Photo by Leslie Berestein Rojas/KPCC
A sign at a Los Angeles rally, August 2010
Now that the California Assembly has approved AB 131, the second half of a package referred to as the California Dream Act, will Gov. Jerry Brown sign it into law? Brown has until Oct. 9 to sign the bill, which would provide undocumented college students with publicly-funded financial aid. The bill cleared the Assembly this afternoon 45 to 27; it was approved by the Senate last week.
Brown's spokeswoman Elizabeth Ashford emailed this statement, the same sent out by the governor's office last week:
"The Governor continues to broadly support the principles behind the Dream Act and will closely consider any legislation that reaches his desk."
Brown signed a companion bill, AB 130, into law at the end of last month. Unlike AB 131, that bill only guarantees undocumented students access to privately-funded scholarships and grants. If it becomes law, AB 131 would provide these students with the same kind of state-funded tuition aid as U.S. citizen and legal resident students, such as CalGrants.
In the meantime, Assembly member Gil Cedillo, who sponsored both bills, issued a statement this afternoon:
“We thank Governor Brown for signing the first portion of the California Dream Act, AB 130 and look forward to the Governor 'Completing the Dream' by signing AB 131, the final portion of California Dream Act. By signing AB 131, the Governor will help increase the earning potential of these students, which helps all of us by contributing to our tax base and the future of our state.”
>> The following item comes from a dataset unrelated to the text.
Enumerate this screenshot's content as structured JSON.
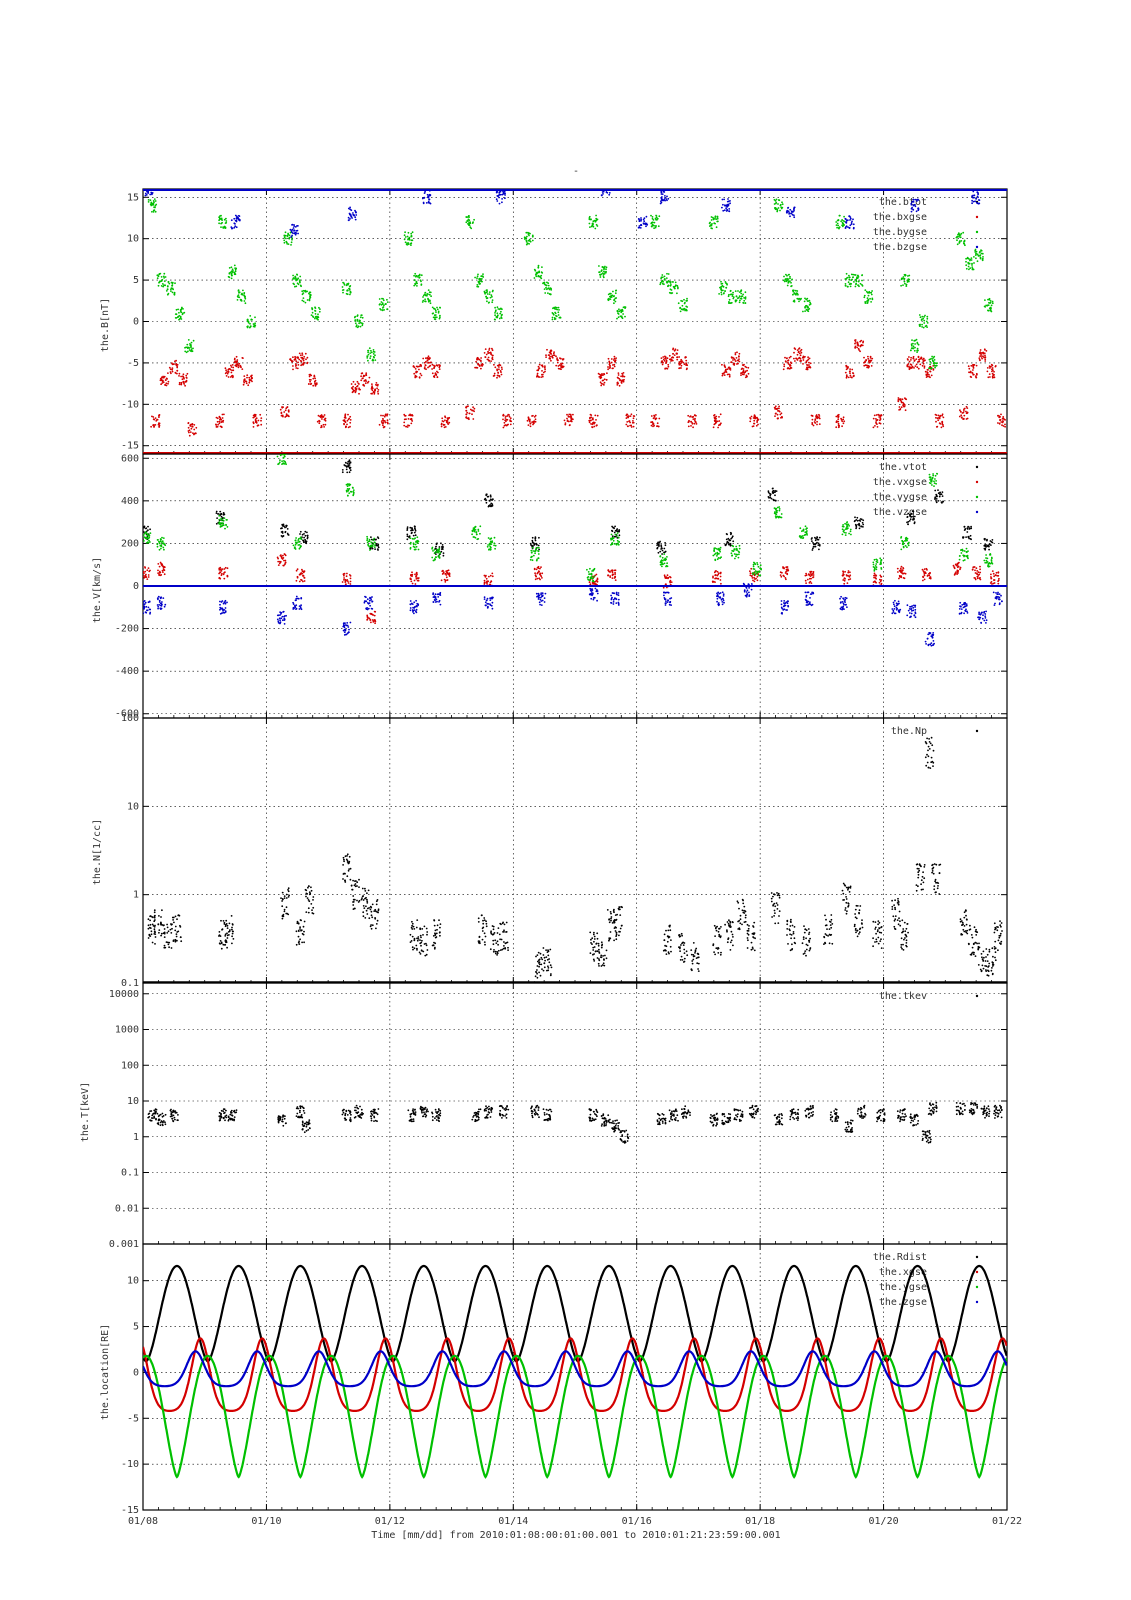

That AB 131 has cleared both houses of the state legislature is a feat in itself in this tough economic climate. The measure could cost anywhere between $22 million and $42 million, according Gil Cedillo's office, though roughly $13 million is set to come from money already set aside for low-income students whose grades qualify them for CalGrants, but who can't access it now due to their legal status. Undocumented students are presently barred from receiving public financial aid, though they do qualify for in-state tuition if they meet residency requirements under California law.
The bill has generated a firestorm of opposition, now rearing its head online. "NOOOOOO!" tweeted @KFIAM640, home of the conservative "John and Ken" talk show, this afternoon shortly after news broke that AB 131 was approved.
Opponents to the bill have complained that the cash-strapped state is better served spending the money in other ways, and that undocumented students may not be able to make good use of their degrees because their lack of status precludes them from getting the jobs they study for. Unlike the federal Development, Relief and Education for Alien Minors (DREAM) Act, the California Dream Act does not propose legal status for students.
Proponents, meanwhile, say the state has already spent money educating these students at taxpayer expense through high school, and preparing them to contribute to the state's economy - particularly if federal laws change to grant them legal status - is a good investment.